L’affaire qui attirait Caïus était la suivante : un couple de disciples de la secte avait vendu sa propriété pour en reverser le prix à la communauté. Simon Pierre avait jugé trop faible la somme qui lui avait été remise et avait devinié que les époux, Ananias et Saphira, avaient gardé pour eux une partie de l’argent récolté de la vente de leur bien. Fou de colère, Simon avait convoqué Ananias pour lui reprocher sa tromperie. Ensuite, lui-même ou un de ses gardes avait assassiné Ananias. De jeunes disciples furent appelés pour draper et ensevelir le corps aussitôt. La colère de Simon Pierre ne baissait pas et il convoqua Saphira, ignorante de ce qui venait de se produire, pour l’interroger à son tour. Celle-ci ne nia pas le prix de la vente de ses biens. Simon Pierre apprit à cette femme que son époux venait de payer chèrement leur sens de l’économie : en ne lui donnant pas tout, c’est Dieu que le couple avait trompé. Saphira ne sortit pas vivante elle non plus des quartiers de Simon Pierre et cette histoire servit d’exemple à toute la communauté. Peut-être n’était-ce effectivement pas l’argent qui souciait Simon Pierre, mais bien l’obéissance aveugle et le don total de leur existence qu’il exigeait de ceux qui lui appartenaient.
Des morts violentes qui se sont produites sans témoin fiable, des cadavres ensevelis à la hâte et désormais introuvables, une communauté dont aucun membre ne voudra ni n’osera parler, un chef despotique qui se prend pour la main de Dieu et qu’il est impensable d’arrêter sans provoquer une émeute ou un carnage… Caïus se dit qu’il n’avait aucune chance d’obtenir justice pour Ananias et Saphira.
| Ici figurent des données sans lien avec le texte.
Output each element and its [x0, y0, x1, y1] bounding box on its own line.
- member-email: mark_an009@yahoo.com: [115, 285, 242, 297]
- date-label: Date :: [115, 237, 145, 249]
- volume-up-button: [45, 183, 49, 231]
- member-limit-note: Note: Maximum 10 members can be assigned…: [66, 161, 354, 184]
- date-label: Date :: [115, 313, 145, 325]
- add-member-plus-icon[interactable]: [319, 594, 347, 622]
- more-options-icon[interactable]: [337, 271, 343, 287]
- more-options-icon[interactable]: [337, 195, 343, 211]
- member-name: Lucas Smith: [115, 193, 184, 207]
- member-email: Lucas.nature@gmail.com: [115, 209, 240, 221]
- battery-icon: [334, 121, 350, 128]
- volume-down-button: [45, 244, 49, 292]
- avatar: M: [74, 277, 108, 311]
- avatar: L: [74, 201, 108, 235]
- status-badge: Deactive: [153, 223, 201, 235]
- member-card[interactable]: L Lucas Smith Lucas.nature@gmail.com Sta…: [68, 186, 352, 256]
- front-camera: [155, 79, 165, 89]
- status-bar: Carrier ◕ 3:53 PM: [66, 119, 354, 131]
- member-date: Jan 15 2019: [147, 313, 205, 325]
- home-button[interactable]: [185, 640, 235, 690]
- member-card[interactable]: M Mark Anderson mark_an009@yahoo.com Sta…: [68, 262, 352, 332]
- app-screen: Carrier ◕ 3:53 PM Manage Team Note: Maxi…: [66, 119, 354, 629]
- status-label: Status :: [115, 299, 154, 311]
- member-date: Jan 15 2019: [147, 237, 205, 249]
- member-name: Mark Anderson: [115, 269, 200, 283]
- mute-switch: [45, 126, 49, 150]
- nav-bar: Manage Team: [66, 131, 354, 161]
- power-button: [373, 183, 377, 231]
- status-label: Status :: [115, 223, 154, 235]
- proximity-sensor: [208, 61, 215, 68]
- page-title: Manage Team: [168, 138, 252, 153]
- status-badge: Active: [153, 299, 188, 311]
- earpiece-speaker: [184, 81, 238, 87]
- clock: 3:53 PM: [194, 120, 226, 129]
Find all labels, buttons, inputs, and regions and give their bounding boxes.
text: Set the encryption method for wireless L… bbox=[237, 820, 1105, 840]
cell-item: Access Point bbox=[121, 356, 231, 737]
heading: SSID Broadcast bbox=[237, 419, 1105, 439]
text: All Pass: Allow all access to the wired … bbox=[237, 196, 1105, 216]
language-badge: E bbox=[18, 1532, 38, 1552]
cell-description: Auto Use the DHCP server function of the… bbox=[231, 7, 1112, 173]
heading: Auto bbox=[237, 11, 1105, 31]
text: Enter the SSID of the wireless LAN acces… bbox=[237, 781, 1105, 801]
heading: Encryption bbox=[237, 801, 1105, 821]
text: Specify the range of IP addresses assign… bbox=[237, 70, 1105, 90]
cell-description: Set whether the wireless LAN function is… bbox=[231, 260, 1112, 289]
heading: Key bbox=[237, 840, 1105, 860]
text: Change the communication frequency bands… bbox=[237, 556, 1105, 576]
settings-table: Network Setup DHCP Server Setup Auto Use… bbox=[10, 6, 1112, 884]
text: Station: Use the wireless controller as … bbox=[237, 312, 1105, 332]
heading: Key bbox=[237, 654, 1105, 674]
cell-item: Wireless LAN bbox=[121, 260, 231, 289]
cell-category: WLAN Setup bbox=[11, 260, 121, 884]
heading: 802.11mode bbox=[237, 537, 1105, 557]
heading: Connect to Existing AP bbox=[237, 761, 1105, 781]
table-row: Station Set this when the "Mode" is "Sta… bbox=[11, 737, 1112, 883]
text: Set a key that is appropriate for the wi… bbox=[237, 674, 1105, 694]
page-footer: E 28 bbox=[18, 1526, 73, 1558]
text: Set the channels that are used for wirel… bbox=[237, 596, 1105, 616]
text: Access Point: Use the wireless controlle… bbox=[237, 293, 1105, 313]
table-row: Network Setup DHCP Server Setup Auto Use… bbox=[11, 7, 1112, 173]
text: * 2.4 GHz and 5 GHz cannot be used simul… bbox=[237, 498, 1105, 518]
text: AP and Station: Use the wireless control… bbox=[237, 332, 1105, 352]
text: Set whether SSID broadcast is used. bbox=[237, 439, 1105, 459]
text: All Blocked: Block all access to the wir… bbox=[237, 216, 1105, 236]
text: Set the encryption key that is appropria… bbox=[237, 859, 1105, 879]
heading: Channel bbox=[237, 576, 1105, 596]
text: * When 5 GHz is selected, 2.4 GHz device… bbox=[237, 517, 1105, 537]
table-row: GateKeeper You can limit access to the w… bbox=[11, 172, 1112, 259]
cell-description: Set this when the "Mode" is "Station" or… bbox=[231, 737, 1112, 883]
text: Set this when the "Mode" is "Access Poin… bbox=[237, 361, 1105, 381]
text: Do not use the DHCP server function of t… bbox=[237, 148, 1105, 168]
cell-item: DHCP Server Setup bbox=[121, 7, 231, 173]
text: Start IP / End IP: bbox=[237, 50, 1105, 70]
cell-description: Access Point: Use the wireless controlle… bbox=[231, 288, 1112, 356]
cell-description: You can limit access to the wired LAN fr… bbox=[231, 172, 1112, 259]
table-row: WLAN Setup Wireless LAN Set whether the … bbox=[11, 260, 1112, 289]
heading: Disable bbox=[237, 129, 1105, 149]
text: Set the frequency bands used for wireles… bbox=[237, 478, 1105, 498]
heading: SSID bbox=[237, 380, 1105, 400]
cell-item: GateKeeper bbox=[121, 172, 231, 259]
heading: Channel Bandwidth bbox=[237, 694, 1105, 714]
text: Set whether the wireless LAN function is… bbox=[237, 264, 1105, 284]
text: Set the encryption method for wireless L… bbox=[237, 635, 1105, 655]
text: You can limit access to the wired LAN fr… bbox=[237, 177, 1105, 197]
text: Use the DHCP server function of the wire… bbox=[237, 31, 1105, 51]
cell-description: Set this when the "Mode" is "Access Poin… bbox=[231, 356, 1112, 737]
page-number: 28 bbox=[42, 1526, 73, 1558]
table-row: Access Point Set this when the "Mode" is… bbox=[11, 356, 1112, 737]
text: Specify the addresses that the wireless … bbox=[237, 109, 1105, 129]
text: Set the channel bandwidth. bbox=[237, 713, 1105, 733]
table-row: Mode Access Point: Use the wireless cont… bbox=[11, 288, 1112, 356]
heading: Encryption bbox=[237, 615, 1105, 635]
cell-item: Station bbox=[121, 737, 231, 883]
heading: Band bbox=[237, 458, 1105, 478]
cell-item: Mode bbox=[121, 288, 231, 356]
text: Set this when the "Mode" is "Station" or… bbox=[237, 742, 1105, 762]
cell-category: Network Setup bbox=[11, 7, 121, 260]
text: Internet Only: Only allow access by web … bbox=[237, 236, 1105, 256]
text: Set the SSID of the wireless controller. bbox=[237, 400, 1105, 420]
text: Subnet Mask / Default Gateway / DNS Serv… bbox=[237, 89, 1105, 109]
Il irait retrouver leurs enfants, tenterait de les convaincre de cesser de dire partout que Simon Pierre avait assassiné leurs parents et les avait spoliés de leur héritage. S’il ne parvenait pas à les raisonner, il les ferait emprisonner, car la paix est à ce prix.
Caïus comptait les années qui le séparaient de son retour à Rome et des retrouvailles avec sa villa, il n’était pas question de s’embêter plus longtemps pour régler les litiges internes d’une bande de fous qui croient que la fin du monde est imminente et qui s’entre-tuent pour des questions d’argent. Avec un peu de chance, leur goût pour l’autodestruction les consumerait vite et ils disparaîtraient définitivement.